I will provide a set of short and simple Pliant programs to demonstrate various Pliant language basic features. You may use the Pliant interpreter to test these.
Here is our first program:
console "Hello world" eol
Displays 'Hellow word' on the text mode console. The 'eol' parameter at the end stands for end of line (move the cursor to the beginning of the next line).
'console' instruction accepts any number of parameters. All of them will be converted to a string representation and sent to the output stream one after the other:
console "The result of the computation is: " 3+2 eol
The third sample is the same, but with a comment at then end of the line. Anything after '#' sign is ignored:
console "The result of the computation is: " 3+2 eol # this is a comment
In a procedural computing language, the simplest view of a variable is a cell that can store a value. Let's try it:
var Int i := 3 # this works only in the interpreter, the reason will be provided later
In math, the expression i=i+2 would make no sense. The reason is that math is static: you write assertions that are all true at any time and so are unordered. In a procedural computring language, you rather write instructions that are executed one after the other, so we could as well call it sequencial programming.. As a result, i := i+2 means: read the value of 'i' memory cell, add 2, then store the result back to 'i' memory cell.

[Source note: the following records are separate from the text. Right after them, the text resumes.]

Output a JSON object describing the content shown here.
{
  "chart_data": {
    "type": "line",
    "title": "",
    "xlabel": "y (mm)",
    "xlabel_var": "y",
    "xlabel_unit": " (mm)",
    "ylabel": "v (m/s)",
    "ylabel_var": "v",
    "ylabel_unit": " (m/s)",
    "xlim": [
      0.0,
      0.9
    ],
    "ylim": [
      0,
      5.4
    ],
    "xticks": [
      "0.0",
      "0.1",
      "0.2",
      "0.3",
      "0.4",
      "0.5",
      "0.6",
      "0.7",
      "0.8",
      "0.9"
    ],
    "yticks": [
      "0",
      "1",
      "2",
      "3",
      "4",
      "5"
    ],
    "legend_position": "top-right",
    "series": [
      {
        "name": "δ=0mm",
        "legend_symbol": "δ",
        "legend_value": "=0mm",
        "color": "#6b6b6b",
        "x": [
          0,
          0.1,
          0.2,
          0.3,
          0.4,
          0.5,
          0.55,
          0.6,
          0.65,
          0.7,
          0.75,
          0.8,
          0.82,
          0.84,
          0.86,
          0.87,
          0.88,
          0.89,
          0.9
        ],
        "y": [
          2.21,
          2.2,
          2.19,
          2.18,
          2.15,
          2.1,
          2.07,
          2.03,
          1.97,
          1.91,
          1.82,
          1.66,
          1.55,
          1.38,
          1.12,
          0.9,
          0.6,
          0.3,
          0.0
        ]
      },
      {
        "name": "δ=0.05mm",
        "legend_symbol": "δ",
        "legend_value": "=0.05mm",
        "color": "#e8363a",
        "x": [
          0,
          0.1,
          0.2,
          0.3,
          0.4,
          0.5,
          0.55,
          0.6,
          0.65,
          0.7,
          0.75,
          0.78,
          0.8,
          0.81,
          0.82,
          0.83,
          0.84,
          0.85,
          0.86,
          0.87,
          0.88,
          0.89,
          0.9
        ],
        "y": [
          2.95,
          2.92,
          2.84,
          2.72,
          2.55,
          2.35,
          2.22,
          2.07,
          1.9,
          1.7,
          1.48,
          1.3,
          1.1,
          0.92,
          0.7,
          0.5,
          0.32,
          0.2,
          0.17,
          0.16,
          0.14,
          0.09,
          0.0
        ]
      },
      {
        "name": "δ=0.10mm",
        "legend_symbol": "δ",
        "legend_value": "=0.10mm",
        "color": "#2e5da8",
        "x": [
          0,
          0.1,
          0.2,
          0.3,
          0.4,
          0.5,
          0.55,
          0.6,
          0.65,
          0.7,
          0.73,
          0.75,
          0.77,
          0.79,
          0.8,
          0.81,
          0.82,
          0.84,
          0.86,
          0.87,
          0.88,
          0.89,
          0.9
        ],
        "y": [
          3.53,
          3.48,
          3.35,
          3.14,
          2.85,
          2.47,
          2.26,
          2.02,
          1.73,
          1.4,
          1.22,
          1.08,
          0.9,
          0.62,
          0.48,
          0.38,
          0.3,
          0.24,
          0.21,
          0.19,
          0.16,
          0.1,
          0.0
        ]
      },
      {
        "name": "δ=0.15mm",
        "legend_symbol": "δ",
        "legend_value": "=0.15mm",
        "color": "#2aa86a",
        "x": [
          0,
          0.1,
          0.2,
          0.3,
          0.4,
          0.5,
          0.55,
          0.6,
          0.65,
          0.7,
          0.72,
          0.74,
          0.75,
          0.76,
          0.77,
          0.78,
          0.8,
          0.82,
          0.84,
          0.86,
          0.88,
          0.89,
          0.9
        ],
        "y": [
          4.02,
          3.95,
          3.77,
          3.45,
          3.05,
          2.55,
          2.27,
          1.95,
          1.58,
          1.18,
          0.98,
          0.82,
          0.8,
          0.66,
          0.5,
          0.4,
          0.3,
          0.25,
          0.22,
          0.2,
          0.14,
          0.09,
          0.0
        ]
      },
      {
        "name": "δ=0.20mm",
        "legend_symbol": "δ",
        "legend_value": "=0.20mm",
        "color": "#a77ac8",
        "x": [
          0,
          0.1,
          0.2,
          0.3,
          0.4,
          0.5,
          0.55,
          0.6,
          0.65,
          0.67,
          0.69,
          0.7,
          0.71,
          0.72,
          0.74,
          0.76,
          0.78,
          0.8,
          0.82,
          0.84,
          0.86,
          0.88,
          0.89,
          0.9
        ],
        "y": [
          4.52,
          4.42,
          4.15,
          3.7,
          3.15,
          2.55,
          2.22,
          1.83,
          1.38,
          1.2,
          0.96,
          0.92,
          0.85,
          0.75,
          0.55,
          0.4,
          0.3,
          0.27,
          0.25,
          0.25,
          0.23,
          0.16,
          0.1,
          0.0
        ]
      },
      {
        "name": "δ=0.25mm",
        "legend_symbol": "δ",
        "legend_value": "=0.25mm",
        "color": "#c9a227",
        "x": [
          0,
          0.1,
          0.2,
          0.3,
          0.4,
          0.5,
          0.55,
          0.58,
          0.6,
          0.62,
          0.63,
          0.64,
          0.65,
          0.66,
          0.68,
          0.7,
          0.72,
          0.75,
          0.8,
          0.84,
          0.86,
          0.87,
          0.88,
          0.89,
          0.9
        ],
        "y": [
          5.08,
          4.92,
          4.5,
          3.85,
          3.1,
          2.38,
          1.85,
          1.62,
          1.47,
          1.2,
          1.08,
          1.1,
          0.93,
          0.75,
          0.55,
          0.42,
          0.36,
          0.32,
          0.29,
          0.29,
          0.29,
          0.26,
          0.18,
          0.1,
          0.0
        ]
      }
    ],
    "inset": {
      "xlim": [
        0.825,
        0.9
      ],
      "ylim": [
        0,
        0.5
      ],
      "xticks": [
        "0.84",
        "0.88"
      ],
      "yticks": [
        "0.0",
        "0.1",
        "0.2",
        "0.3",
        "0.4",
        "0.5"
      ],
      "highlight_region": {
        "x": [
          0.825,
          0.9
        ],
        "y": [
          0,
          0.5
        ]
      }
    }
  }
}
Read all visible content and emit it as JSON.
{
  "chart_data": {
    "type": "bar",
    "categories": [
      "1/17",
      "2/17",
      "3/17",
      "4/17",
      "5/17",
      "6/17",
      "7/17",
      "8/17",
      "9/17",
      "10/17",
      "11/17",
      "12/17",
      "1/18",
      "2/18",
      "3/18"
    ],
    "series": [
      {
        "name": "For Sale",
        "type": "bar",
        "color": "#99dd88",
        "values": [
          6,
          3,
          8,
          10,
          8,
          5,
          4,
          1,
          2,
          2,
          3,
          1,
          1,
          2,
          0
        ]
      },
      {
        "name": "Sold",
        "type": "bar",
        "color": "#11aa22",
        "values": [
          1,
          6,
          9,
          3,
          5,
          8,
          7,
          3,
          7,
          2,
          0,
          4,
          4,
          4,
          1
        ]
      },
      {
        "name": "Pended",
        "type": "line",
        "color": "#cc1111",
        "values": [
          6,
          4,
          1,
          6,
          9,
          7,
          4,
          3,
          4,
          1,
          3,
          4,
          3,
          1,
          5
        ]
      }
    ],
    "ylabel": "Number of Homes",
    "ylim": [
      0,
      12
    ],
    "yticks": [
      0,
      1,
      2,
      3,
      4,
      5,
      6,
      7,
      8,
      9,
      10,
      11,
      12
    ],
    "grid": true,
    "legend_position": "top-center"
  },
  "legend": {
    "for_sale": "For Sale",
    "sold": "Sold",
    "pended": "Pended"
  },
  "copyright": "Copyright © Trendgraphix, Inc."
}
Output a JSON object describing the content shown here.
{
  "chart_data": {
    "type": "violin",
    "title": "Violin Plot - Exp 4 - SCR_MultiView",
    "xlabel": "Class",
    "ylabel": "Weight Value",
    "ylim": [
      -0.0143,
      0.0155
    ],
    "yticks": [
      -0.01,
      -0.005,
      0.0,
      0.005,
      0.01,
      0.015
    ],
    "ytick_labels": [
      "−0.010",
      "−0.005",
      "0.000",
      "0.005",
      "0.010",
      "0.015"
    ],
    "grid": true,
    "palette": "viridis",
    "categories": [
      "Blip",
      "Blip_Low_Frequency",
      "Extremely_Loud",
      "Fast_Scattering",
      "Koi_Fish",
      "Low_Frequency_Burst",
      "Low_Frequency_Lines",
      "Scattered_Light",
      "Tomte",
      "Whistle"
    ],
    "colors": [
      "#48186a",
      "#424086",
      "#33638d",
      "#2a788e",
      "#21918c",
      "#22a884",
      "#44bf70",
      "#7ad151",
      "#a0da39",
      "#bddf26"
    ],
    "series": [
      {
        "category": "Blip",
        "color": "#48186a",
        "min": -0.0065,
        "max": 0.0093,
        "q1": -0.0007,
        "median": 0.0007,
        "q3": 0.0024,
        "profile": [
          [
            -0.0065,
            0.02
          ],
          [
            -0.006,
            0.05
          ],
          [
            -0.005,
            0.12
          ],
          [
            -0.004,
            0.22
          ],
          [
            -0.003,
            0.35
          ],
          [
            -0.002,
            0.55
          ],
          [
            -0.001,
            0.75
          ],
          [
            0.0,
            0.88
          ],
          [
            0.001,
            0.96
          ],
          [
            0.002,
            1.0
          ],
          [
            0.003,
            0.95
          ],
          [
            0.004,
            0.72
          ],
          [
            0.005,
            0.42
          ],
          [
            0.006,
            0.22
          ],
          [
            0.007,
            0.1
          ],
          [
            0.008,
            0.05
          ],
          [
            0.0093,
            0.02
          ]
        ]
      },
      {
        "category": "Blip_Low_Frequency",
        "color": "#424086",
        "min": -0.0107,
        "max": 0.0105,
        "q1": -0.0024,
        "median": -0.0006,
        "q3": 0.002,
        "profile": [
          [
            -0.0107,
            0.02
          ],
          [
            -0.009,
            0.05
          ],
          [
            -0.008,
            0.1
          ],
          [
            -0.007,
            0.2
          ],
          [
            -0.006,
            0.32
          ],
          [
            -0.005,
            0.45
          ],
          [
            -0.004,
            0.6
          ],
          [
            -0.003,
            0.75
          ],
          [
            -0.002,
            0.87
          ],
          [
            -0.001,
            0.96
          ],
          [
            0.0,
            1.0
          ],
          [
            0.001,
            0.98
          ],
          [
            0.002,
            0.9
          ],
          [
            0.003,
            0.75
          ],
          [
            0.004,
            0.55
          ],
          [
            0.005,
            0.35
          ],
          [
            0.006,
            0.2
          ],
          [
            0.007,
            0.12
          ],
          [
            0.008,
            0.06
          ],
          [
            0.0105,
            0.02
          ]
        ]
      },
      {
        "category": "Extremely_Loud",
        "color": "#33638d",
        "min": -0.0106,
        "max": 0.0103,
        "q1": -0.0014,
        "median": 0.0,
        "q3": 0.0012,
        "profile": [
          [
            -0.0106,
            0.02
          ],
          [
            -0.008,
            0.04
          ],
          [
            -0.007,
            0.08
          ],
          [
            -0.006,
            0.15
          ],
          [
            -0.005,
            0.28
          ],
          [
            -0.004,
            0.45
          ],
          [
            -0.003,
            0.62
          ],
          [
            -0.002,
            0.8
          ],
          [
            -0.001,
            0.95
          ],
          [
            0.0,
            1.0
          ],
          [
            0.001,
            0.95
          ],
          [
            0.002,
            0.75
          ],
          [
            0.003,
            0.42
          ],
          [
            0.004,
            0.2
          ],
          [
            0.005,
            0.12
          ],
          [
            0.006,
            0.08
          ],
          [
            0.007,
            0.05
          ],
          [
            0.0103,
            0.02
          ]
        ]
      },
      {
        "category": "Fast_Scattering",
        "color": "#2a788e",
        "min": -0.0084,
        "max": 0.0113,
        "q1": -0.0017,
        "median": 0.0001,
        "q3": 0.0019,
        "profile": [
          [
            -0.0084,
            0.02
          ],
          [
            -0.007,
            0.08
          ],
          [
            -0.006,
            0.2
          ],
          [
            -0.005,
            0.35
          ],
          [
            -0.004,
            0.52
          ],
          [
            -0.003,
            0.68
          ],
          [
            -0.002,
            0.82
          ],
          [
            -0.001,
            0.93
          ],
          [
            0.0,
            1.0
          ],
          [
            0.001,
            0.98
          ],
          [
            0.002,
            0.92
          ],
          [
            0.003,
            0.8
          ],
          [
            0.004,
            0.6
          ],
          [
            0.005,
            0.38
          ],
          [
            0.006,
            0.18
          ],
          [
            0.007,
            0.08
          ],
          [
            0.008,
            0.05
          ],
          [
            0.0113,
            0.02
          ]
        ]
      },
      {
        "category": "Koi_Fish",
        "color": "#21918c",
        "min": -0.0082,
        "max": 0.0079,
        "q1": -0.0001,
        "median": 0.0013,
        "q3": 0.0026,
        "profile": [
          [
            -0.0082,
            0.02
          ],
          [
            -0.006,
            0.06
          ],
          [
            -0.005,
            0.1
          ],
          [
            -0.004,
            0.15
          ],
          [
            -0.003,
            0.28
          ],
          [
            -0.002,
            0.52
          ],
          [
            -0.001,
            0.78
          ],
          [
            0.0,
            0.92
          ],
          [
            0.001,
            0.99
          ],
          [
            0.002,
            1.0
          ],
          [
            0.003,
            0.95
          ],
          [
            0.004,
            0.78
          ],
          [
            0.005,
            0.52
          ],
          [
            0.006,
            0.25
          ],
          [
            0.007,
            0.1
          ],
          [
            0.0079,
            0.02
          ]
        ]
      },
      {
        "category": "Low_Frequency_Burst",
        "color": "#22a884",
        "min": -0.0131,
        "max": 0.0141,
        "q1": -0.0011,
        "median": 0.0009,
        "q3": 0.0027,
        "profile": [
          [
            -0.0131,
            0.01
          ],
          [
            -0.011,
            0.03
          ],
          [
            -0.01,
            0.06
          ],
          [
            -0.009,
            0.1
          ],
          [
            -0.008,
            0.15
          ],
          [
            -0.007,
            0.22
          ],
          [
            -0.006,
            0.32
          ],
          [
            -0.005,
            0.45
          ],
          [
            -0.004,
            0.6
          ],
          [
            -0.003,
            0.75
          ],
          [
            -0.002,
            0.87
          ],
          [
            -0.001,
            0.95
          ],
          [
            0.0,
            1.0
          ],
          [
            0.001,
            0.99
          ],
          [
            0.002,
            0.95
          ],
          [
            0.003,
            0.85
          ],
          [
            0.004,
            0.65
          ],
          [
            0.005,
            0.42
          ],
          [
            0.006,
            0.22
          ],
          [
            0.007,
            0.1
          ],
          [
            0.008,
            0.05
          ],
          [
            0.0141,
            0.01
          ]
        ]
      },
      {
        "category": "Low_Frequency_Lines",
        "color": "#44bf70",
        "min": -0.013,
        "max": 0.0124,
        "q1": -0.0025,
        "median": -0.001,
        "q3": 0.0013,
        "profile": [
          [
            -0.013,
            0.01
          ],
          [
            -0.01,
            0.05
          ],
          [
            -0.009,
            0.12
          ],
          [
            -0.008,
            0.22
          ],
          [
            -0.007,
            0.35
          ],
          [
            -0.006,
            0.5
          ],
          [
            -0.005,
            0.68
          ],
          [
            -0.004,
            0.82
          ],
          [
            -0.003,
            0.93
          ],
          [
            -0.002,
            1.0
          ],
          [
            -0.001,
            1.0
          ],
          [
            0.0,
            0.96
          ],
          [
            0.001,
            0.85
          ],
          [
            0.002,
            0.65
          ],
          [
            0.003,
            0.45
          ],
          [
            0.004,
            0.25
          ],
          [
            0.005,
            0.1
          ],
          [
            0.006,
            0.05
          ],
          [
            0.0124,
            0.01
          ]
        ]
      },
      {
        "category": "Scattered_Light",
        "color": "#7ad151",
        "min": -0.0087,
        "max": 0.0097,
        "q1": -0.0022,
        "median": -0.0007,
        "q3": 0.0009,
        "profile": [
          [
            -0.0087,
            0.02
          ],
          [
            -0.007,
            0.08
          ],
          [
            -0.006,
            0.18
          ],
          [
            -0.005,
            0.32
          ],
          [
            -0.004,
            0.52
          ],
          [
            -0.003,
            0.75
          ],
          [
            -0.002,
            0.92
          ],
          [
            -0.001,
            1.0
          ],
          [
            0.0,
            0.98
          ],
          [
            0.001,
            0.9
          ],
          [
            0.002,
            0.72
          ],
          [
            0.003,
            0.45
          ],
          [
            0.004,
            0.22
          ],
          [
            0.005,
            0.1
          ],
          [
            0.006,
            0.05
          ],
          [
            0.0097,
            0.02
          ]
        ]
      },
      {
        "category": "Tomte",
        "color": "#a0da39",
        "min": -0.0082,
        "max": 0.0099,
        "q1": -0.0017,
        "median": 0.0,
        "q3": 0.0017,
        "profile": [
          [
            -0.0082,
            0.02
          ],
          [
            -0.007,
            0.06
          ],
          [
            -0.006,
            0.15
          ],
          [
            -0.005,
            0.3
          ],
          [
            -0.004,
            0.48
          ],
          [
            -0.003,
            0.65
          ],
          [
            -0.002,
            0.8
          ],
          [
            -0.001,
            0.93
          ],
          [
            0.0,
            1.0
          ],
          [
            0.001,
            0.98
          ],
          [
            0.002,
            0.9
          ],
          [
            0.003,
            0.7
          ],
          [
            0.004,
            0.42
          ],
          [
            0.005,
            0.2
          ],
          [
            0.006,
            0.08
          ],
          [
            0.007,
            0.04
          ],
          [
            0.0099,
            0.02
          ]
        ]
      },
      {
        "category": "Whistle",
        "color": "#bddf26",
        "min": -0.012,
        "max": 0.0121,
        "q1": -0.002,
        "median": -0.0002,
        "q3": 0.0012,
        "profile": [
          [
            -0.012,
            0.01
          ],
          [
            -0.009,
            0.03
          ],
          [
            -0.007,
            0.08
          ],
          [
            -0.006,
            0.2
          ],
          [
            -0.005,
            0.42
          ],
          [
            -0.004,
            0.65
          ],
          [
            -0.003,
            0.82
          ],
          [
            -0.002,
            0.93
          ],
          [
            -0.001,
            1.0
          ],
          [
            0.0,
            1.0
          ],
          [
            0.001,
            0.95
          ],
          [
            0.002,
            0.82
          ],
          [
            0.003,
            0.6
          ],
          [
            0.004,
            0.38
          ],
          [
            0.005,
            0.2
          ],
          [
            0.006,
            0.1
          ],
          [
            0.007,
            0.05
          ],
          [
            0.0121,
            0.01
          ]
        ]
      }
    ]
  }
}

Procedural (sequencial) programming is not the only possible programming paradigm. Logical programming also exists, where a variable value will be undefined then will be defined with a stable value (will not be changed) just like with math. The underlying computing model of logical programing languages is named unification and is the way to use the already defined variables to get more of them defined until all of them are which means that the problem is solved.